Friday, October 10, 2008

Book Review: Girl in Hyacinth Blue


This novel by Susan Vreeland begins with a painting that one instructor shares with another at a private academy in Pennsylvania and ends with the creation of the painting itself, hundreds of years earlier. Like the doll in Rachel Field's wonderful Hitty: Her First Hundred Years, the painting goes from home to home, from family to family, in a series of usually bittersweet scenarios. Among other stories, the painting is given as payment for the upkeep of motherless baby in Holland, purchased because a man is reminded of his first true love, and is traded as food for the artist himself.

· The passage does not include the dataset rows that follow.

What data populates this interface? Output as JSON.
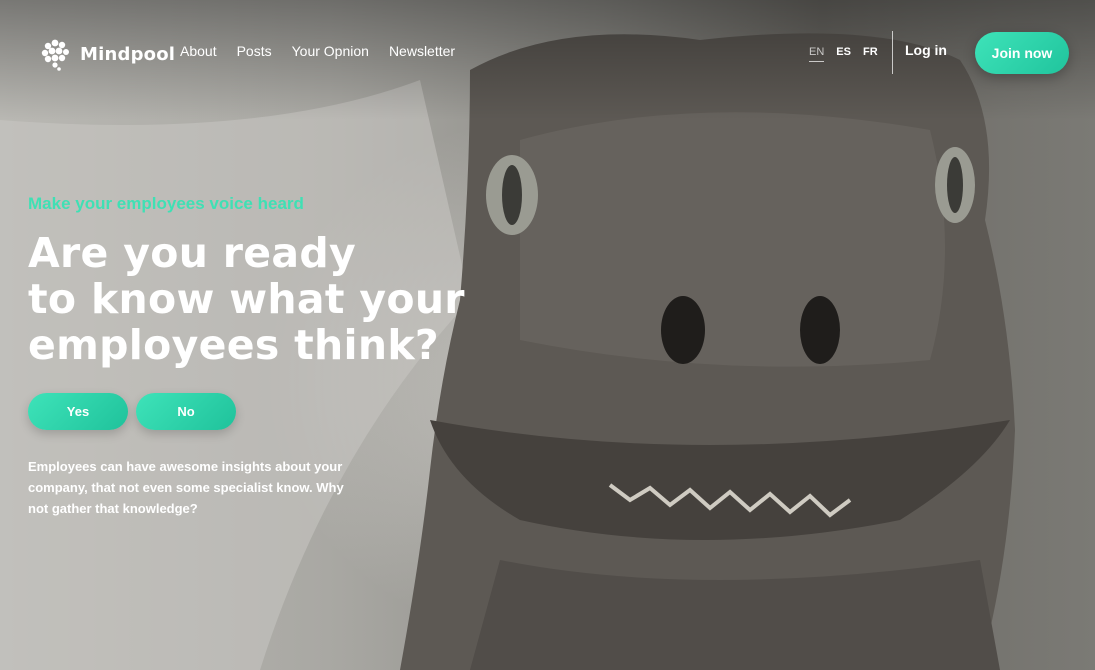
{
  "brand": {
    "name": "Mindpool",
    "logo_icon": "brain-cluster-icon"
  },
  "nav": {
    "items": [
      "About",
      "Posts",
      "Your Opnion",
      "Newsletter"
    ]
  },
  "languages": {
    "items": [
      "EN",
      "ES",
      "FR"
    ],
    "selected": "EN"
  },
  "auth": {
    "login_label": "Log in",
    "join_label": "Join now"
  },
  "hero": {
    "kicker": "Make your employees voice heard",
    "headline_lines": [
      "Are you ready",
      "to know what your",
      "employees think?"
    ],
    "yes_label": "Yes",
    "no_label": "No",
    "description": "Employees can have awesome insights about your company, that not even some specialist know. Why not gather that knowledge?"
  },
  "colors": {
    "accent": "#3EE3B9",
    "accent_dark": "#20C49D",
    "text": "#FFFFFF"
  }
}
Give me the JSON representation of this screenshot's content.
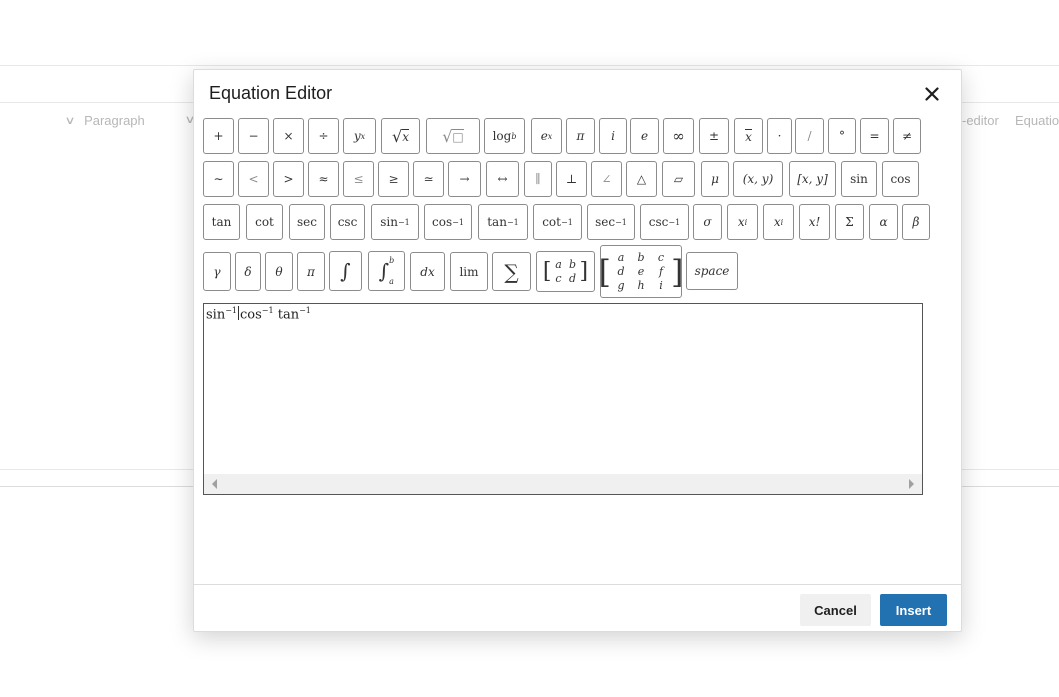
{
  "background": {
    "paragraph_label": "Paragraph",
    "right_text_1": "-editor",
    "right_text_2": "Equatio"
  },
  "modal": {
    "title": "Equation Editor",
    "cancel_label": "Cancel",
    "insert_label": "Insert"
  },
  "keys": {
    "plus": "+",
    "minus": "−",
    "times": "×",
    "divide": "÷",
    "power_base": "y",
    "power_exp": "x",
    "sqrt_sym": "√",
    "sqrt_arg": "x",
    "nthroot_sym": "√",
    "nthroot_arg": "□",
    "log": "log",
    "log_sub": "b",
    "exp_base": "e",
    "exp_sup": "x",
    "pi": "π",
    "i": "i",
    "e": "e",
    "infinity": "∞",
    "plusminus": "±",
    "bar": "x",
    "cdot": "·",
    "slash": "/",
    "degree": "°",
    "equals": "=",
    "notequal": "≠",
    "tilde": "∼",
    "less": "<",
    "greater": ">",
    "approx": "≈",
    "leq": "≤",
    "geq": "≥",
    "simeq": "≃",
    "rightarrow": "→",
    "leftrightarrow": "↔",
    "parallel": "∥",
    "perp": "⊥",
    "angle": "∠",
    "triangle": "△",
    "parallelogram": "▱",
    "mu": "μ",
    "interval_open": "(x, y)",
    "interval_closed": "[x, y]",
    "sin": "sin",
    "cos": "cos",
    "tan": "tan",
    "cot": "cot",
    "sec": "sec",
    "csc": "csc",
    "arcsin": "sin",
    "arccos": "cos",
    "arctan": "tan",
    "arccot": "cot",
    "arcsec": "sec",
    "arccsc": "csc",
    "inv_sup": "−1",
    "sigma": "σ",
    "sup_base": "x",
    "sup_exp": "i",
    "sub_base": "x",
    "sub_idx": "i",
    "factorial": "x!",
    "Sigma": "Σ",
    "alpha": "α",
    "beta": "β",
    "gamma": "γ",
    "delta": "δ",
    "theta": "θ",
    "pi2": "π",
    "integral": "∫",
    "def_integral": "∫",
    "def_int_upper": "b",
    "def_int_lower": "a",
    "dx": "dx",
    "lim": "lim",
    "sum": "∑",
    "matrix2": [
      "a",
      "b",
      "c",
      "d"
    ],
    "matrix3": [
      "a",
      "b",
      "c",
      "d",
      "e",
      "f",
      "g",
      "h",
      "i"
    ],
    "space": "space"
  },
  "equation": {
    "t1": "sin",
    "t1_sup": "−1",
    "t2": "cos",
    "t2_sup": "−1",
    "t3": "tan",
    "t3_sup": "−1"
  }
}
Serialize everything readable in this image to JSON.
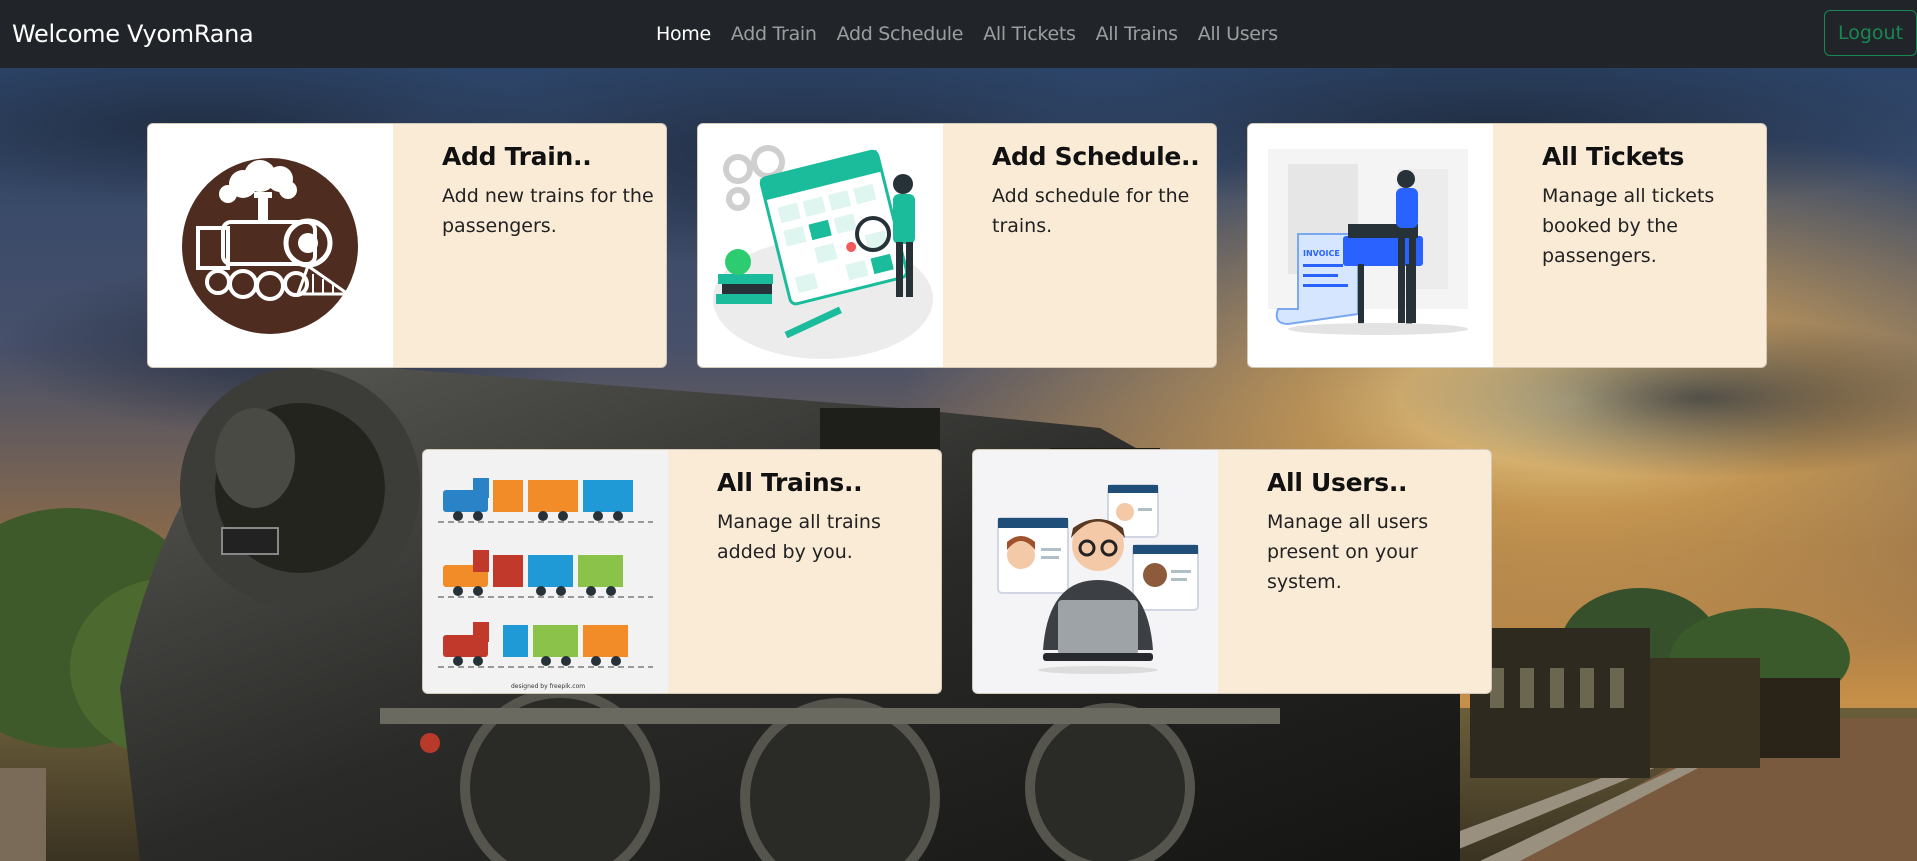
{
  "nav": {
    "brand": "Welcome VyomRana",
    "links": [
      {
        "label": "Home",
        "active": true
      },
      {
        "label": "Add Train",
        "active": false
      },
      {
        "label": "Add Schedule",
        "active": false
      },
      {
        "label": "All Tickets",
        "active": false
      },
      {
        "label": "All Trains",
        "active": false
      },
      {
        "label": "All Users",
        "active": false
      }
    ],
    "logout_label": "Logout"
  },
  "cards": [
    {
      "title": "Add Train..",
      "text": "Add new trains for the passengers.",
      "image": "steam-locomotive-illustration"
    },
    {
      "title": "Add Schedule..",
      "text": "Add schedule for the trains.",
      "image": "calendar-schedule-illustration"
    },
    {
      "title": "All Tickets",
      "text": "Manage all tickets booked by the passengers.",
      "image": "invoice-printer-illustration"
    },
    {
      "title": "All Trains..",
      "text": "Manage all trains added by you.",
      "image": "toy-trains-illustration"
    },
    {
      "title": "All Users..",
      "text": "Manage all users present on your system.",
      "image": "user-profiles-illustration"
    }
  ],
  "illustrations": {
    "invoice_label": "INVOICE",
    "credit": "designed by freepik.com"
  },
  "colors": {
    "navbar_bg": "#212529",
    "card_bg": "#faebd7",
    "logout": "#198754"
  }
}
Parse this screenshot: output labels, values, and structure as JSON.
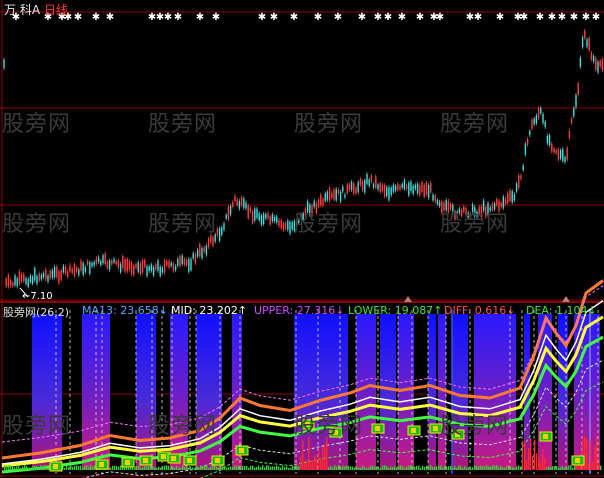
{
  "window_title": {
    "stock_name": "万 科A",
    "timeframe": "日线"
  },
  "main_chart": {
    "low_label": "7.10"
  },
  "indicator": {
    "name": "股旁网(26,2)",
    "items": [
      {
        "label": "MA13: 23.658↓",
        "color": "#4aa8ff"
      },
      {
        "label": "MID: 23.202↑",
        "color": "#ffffff"
      },
      {
        "label": "UPPER: 27.316↓",
        "color": "#d246ff"
      },
      {
        "label": "LOWER: 19.087↑",
        "color": "#39e639"
      },
      {
        "label": "DIFF: 0.616↓",
        "color": "#ff5050"
      },
      {
        "label": "DEA: 1.104↓",
        "color": "#39e639"
      }
    ]
  },
  "watermark": "股旁网",
  "colors": {
    "background": "#000000",
    "grid": "#8b0000",
    "up_candle": "#ff4040",
    "down_candle": "#40e0e0",
    "star": "#ffffff"
  }
}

The artist himself: Vermeer. I read Tracy Chavelier's Girl with the Pearl Earring about a year ago. If you haven't read either of these books yet, I'd strongly recommend reading Girl with the Pearl Earring first and then follow it with Girl in Hyacinth Blue. The two complement each other beautifully, and both make me want to study Vermeer much more. Vreeland does a wonderful job of expressing the pure joy that a perfect painting brings to people, the bonding that happens between art and artist and art and owner.

2 comments:

Framed said...

Wonderful review. I read this book several years ago and loved it. I enjoyed having my memories refreshed.

Marg said...

I too enjoyed this book when I read it a while ago!